[unsoed.ac.id, Sab, 14/2/267] Tim Teknik Geologi dari Universitas Jenderal Soedirman (Unsoed) melakukan pengamatan lapangan atas kerusakan rumah warga di Dusun Tempuran, Desa Karekan, Kecamatan Pagentan, Kabupaten Banjarnegara.
Hasil kajian menunjukkan kerusakan bangunan dipicu oleh fenomena pergerakan tanah lambat atau creeping yang berlangsung secara bertahap. Fenomena tersebut dipengaruhi faktor alam dan kondisi geografis setempat yang saling berkaitan.
Hal itu disampaikan dosen dan peneliti Teknik Geologi Unsoed, Asmoro Widagdo, saat audiensi warga Desa Karekan dengan Penjabat Sekretaris Daerah Banjarnegara di Ruang Rapat Sekda, Rabu, 4 Februari 2026.
“Kerusakan berupa retakan pada dinding dan lantai rumah terjadi secara akumulatif dan bukan akibat runtuhan besar yang terjadi secara tiba-tiba,” katanya.
Ia menjelaskan, indikasi tersebut menguatkan adanya pergerakan tanah lambat yang masih terus berlangsung hingga saat ini.
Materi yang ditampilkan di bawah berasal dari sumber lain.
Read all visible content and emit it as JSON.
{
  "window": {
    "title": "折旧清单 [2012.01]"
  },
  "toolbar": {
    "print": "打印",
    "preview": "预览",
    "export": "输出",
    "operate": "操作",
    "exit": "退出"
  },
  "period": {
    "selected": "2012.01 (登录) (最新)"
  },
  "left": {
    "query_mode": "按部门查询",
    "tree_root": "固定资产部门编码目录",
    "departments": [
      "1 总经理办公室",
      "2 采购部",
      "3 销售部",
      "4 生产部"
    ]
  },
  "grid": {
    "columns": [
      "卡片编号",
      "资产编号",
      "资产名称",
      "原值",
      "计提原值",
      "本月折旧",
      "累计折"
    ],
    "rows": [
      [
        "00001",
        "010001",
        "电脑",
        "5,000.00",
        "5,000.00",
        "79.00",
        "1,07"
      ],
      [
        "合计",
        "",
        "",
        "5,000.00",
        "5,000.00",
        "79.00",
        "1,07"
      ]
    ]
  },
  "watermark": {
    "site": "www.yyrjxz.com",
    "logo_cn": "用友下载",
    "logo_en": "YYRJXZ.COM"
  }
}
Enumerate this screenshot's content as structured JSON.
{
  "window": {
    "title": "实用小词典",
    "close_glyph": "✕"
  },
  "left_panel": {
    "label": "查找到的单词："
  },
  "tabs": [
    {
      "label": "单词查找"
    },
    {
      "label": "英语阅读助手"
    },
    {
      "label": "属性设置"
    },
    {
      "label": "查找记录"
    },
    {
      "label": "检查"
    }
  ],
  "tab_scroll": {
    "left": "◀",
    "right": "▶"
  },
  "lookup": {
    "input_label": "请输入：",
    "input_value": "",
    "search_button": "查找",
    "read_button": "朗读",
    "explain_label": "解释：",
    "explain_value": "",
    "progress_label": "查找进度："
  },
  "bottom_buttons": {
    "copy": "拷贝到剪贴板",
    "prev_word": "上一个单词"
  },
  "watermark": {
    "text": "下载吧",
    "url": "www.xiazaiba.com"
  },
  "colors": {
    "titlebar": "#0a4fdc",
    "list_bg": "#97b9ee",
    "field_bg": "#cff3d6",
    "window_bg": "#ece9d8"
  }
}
Berdasarkan hasil pengamatan, erosi vertikal dan lateral Sungai Merawu menjadi faktor dominan yang melemahkan kaki lereng di sekitar permukiman warga.
Selain itu, kondisi geologi wilayah berupa batulempung Formasi Rambatan memiliki karakteristik mudah mengalami deformasi terutama saat berinteraksi dengan air. Faktor lain yang memperparah kondisi adalah tata guna lahan, di mana bangunan warga berada sangat dekat dengan tebing sungai tanpa struktur pengaman seperti talud atau bronjong.
Tingginya kejenuhan tanah akibat air hujan, resapan kolam ikan, limbah rumah tangga, serta meningkatnya debit sungai akibat deforestasi di wilayah hulu turut mempercepat proses pergerakan tanah.